The Malt in Greenhithe reopened today and owner Kevin McVicar hopes Halloween activities will bring patrons back to the popular venue on a drizzly grey day.
"I think the weather's going to be a downer," McVicar said. "The weather does not look good but we can't do anything about that."
And while the All Blacks versus Australia in the third Bledisloe Cup test tonight would be too late at a 9.45pm kickoff to bring in the crowds, McVicar remained optimistic about getting back to business as usual following the closure.
"We've just had two weeks of no money coming in so we need to recoup that by being busy, so hopefully.
"We opened at 12 o'clock and it's very quiet at the moment but we don't have anything happening until 3[pm]."
That's when a one-man band will take stage and there will be face-painting for the kids after a Halloween carnival was cancelled in Greenhithe.
McVicar and four other "front-of-house" staff at the pub on the night a marine engineer visited the bar on October 16, and later tested positive for Covid-19, were forced into isolation for two weeks finishing yesterday.
McVicar and one duty manager spent time at Jet Park Hotel while the others self-isolated at home.

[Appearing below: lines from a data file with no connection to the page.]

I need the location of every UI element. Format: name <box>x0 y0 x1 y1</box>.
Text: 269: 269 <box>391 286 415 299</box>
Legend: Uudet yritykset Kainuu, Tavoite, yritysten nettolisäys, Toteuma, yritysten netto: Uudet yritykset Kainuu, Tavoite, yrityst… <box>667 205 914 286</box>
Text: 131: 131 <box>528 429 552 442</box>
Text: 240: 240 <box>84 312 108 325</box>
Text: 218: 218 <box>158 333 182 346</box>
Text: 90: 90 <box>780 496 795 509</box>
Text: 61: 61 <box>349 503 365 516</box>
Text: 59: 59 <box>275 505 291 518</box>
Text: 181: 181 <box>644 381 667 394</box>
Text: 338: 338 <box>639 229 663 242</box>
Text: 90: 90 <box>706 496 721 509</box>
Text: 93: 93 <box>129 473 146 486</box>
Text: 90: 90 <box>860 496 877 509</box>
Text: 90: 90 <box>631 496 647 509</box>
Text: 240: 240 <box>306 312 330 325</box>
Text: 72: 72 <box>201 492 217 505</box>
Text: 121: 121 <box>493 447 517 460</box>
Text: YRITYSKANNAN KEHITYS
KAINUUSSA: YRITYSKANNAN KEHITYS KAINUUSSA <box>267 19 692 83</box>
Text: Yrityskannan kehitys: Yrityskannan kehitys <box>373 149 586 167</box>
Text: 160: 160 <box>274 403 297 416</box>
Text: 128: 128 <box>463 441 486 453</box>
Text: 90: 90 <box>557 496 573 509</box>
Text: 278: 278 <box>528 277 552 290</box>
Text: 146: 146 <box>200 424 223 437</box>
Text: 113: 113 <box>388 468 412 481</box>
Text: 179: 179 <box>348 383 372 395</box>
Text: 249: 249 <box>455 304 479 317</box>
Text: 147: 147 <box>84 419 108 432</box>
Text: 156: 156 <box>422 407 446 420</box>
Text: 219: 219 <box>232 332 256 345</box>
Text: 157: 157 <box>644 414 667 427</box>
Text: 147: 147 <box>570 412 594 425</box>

None of them have tested positive for Covid-19 and none of the rest of McVicar's staff did either.
In fact no-one else in Greenhithe has as far as McVicar is aware and he puts that down to the likelihood the marine engineer was not symptomatic that fateful night.
There were about 80 patrons at the pub that Friday and McVicar is pretty confident he knows who the marine engineer is.
He said he didn't blame the young man, who caught Covid-19 while working on a ship that later arrived in New Zealand.
Yesterday Health Minister Chris Hipkins announced the Government would introduce mandatory testing for all replacement maritime crew arriving in New Zealand, regardless of their time in transit, from next week.
It comes as more than 400 Russian and Ukraine seaman arrived in New Zealand mid-October on a charter flight to work on fishing vessels.
Within the first three days of their arrival a major outbreak of Covid-19 resulted in their managed isolation facility going into lockdown, with 30 mariners now testing positive for the virus.
McVicar said he would welcome back the marine engineer to The Malt.
However as a precaution he had now set up a "bouncer" to make sure all patrons signed in before entering the pub.
On the night the marine engineer visited very few of the patrons had signed in or used the Covid Tracer app to log in from the bar.
"Before level 1 [in alert level 2] people were signing in but after it went to level 1 people stopped bothering."